En l’espèce, le Syndicat des copropriétaires de la Résidence PALMER ne démontre pas la mauvaise foi de Monsieur [H] [Z] ni avoir subi un préjudice indépendant du retard pris par ce dernier pour procéder au paiement de ses charges de copropriété. Le seul fait de ne pas répondre à des mises en demeure n’est pas suffisant pour prouver la mauvaise foi de ce copropriétaire ni rapporter la preuve d’un préjudice indépendant de celui déjà reparé par l’intérêt moratoire octroyé.
Dans ces conditions, il y a lieu de rejeter la demande de dommages et intérêts formulée par le Syndicat des copropriétaires de la Résidence PALMER sur le fondement des dispositions de l’article 1231-6 du code civil.
III – Sur la demande de délais de paiement :
L’article 1343-5 du code civil énonce que «le juge peut, compte tenu de la situation du débiteur et en considération des besoins du créancier, reporter ou échelonner, dans la limite de deux années, le paiement des sommes dues. Par décision spéciale et motivée, il peut ordonner que les sommes correspondant aux échéances reportées porteront intérêt à un taux réduit au moins égal au taux légal, ou que les paiements s’imputeront d’abord sur le capital».
Monsieur [H] [Z] sollicite des délais de paiement et assure pouvoir apurer sa dette dans le délai légal de deux ans moyennant des versements d’un montant mensuel de 190 €.
Le Syndicat des copropriétaires de la Résidence PALMER s’oppose à l’octroi des délais de paiement sollicités.
Le décompte de charges montre que Monsieur [H] [Z] a effectué plusieurs versements d’un montant total de 5.900 € depuis le 10 décembre 2024 diminuant, ainsi, significativement la dette. Compte tenu du montant de la dette susceptible d’être apuré dans le délai légal de 24 mois moyennant des mensualités de 190 €, il convient de lui octroyer les délais de paiement qu’il sollicite.
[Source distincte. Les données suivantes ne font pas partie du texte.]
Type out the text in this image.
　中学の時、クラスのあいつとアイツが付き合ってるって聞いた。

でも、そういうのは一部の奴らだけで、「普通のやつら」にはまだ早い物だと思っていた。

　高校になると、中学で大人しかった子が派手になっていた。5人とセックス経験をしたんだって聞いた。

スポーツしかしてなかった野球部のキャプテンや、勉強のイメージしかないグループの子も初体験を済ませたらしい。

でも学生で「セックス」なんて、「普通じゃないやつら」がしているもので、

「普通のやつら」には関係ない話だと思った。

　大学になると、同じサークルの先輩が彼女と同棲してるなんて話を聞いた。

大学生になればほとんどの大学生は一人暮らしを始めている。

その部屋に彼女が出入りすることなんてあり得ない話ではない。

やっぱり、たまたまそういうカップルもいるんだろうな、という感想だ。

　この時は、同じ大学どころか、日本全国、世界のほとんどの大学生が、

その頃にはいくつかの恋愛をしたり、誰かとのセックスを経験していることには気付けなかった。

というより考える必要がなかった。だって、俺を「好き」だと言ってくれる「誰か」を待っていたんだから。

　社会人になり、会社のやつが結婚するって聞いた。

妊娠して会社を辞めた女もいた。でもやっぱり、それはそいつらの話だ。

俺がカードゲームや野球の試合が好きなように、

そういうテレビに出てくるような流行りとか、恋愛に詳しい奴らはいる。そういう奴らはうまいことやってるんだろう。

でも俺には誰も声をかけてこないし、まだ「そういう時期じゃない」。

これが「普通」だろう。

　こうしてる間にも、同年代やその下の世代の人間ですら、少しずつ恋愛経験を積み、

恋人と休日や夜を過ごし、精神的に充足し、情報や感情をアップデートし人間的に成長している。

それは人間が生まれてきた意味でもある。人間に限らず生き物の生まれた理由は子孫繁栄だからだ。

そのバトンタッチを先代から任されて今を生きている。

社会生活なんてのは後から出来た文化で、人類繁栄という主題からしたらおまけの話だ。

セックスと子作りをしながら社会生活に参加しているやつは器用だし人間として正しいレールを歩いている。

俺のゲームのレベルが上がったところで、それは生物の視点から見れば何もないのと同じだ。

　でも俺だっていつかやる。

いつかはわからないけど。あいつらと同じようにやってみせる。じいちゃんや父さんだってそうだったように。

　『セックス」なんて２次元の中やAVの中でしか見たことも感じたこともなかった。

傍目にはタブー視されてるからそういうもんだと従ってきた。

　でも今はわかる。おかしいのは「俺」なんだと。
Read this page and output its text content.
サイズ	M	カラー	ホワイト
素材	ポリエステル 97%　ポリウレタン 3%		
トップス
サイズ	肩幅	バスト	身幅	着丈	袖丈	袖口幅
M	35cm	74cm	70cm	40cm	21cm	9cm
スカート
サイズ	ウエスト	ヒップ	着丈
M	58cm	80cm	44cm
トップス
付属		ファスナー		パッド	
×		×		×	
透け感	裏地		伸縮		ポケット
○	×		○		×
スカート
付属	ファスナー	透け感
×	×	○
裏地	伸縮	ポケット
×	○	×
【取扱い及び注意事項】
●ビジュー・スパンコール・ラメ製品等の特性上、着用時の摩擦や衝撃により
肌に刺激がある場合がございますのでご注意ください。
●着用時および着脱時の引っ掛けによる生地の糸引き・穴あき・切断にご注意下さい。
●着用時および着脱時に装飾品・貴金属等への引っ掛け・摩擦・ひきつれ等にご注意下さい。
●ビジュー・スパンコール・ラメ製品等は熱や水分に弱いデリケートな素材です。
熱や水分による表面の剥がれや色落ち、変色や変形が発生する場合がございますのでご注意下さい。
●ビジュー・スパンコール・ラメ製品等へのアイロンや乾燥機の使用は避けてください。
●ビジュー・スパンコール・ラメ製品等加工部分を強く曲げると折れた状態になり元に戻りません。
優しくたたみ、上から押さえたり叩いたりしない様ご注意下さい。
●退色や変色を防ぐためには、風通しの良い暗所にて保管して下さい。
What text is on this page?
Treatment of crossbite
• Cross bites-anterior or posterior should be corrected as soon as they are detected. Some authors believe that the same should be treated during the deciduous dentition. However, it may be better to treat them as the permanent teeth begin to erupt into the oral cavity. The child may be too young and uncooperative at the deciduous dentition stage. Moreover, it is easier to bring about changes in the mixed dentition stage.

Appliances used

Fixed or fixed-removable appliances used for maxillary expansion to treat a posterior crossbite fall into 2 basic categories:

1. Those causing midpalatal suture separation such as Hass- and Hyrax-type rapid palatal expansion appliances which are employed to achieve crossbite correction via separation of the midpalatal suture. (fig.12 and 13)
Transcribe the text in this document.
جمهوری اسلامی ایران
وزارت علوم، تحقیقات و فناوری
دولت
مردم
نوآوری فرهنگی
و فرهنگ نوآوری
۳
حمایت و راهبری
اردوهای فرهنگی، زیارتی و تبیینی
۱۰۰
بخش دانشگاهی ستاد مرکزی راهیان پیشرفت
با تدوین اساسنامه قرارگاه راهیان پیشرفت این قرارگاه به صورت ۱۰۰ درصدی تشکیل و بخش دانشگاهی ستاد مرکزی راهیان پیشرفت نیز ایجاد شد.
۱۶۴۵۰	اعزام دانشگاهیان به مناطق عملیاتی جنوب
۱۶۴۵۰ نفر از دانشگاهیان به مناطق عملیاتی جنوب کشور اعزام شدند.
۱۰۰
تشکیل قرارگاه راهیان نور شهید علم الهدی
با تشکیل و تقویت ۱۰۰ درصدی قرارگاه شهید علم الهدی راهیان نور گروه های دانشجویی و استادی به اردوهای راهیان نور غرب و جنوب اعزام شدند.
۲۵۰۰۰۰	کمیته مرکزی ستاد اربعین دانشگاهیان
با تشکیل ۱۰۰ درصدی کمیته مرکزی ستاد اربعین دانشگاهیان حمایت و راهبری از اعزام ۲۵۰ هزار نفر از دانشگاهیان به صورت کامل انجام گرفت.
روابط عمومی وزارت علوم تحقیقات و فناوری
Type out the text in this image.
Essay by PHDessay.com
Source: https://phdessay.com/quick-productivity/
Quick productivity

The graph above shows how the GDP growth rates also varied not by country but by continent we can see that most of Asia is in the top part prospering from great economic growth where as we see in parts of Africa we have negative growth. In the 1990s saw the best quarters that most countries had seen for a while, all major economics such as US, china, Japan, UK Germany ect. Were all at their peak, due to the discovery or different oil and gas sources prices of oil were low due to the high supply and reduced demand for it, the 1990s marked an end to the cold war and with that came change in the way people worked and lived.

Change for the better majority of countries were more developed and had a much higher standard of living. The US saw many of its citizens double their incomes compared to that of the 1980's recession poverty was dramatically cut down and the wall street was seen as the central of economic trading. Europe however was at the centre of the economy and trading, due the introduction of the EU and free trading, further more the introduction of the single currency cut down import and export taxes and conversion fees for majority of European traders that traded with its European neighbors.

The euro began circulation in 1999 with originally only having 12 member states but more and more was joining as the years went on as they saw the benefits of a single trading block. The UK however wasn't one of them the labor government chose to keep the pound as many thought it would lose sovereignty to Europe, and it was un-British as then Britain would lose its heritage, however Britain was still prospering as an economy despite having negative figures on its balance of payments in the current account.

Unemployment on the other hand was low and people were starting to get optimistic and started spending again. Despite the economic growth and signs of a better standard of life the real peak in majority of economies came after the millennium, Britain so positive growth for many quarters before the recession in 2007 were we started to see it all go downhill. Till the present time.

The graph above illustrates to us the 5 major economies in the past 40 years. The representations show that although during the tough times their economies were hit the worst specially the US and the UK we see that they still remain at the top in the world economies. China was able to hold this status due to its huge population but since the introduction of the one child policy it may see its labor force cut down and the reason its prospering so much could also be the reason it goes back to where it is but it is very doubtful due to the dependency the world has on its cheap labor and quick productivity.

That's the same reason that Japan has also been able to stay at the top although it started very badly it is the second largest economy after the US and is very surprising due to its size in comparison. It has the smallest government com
Les modalités des délais de paiement seront déterminées au dispositif.
IV – Sur les demandes accessoires :
En application des dispositions de l’article 514 du code de procédure civile, la présente décision est de droit exécutoire par provision.
En application des dispositions de l’article 696 du code de procédure civile, Monsieur [H] [Z], qui succombe, sera condamné aux entiers dépens.
Il apparaît inéquitable de laisser à la charge du demandeur les frais irrépétibles exposés pour la défense de ses intérêts, Monsieur [H] [Z] sera condamné à payer au Syndicat des copropriétaires de la Résidence PALMER une somme de 800 € sur le fondement de l’article 700 du code de procédure civile.
PAR CES MOTIFS :
Le tribunal statuant publiquement, par jugement contradictoire, en premier ressort et par mise à disposition au greffe :
— CONDAMNE Monsieur [H] [Z] à payer au Syndicat des copropriétaires de la Résidence PALMER la somme de 4.448,65 € au titre des charges de copropriété et frais impayés suivant décompte arrêté au 19 juin 2025, cette somme portant intérêts au taux légal à compter du 20 septembre 2024 ;
— ACCORDE à Monsieur [H] [Z] des délais de paiement et l’autorise à se libérer de la dette en 23 mensualités d’un montant de 190 € et en une 24ème mensualité devant solder la dette en principal, frais et intérêts, échéances payables le dixième jour de chaque mois à compter de la signification du présent jugement ;
— DIT qu’à défaut de paiement par Monsieur [H] [Z] d’une seule mensualité à son terme, l’intégralité de la somme restant dûe sera de plein droit exigible sans mise en demeure préalable ;
— DIT que les paiements s’imputeront d’abord sur le capital ;
— DEBOUTE le Syndicat des copropriétaires de la Résidence PALMER du surplus de ses demandes ;
— CONDAMNE Monsieur [H] [Z] à payer au Syndicat des copropriétaires de la Résidence PALMER la somme de 800 € au titre de l’article 700 du code de procédure civile ;
— CONDAMNE Monsieur [H] [Z] aux entiers dépens.
— RAPPELLE que la présente décision est de droit exécutoire par provision.
Le présent jugement a été signé par Sandrine SAINSILY- PINEAU, Présidente, et le Greffier présent.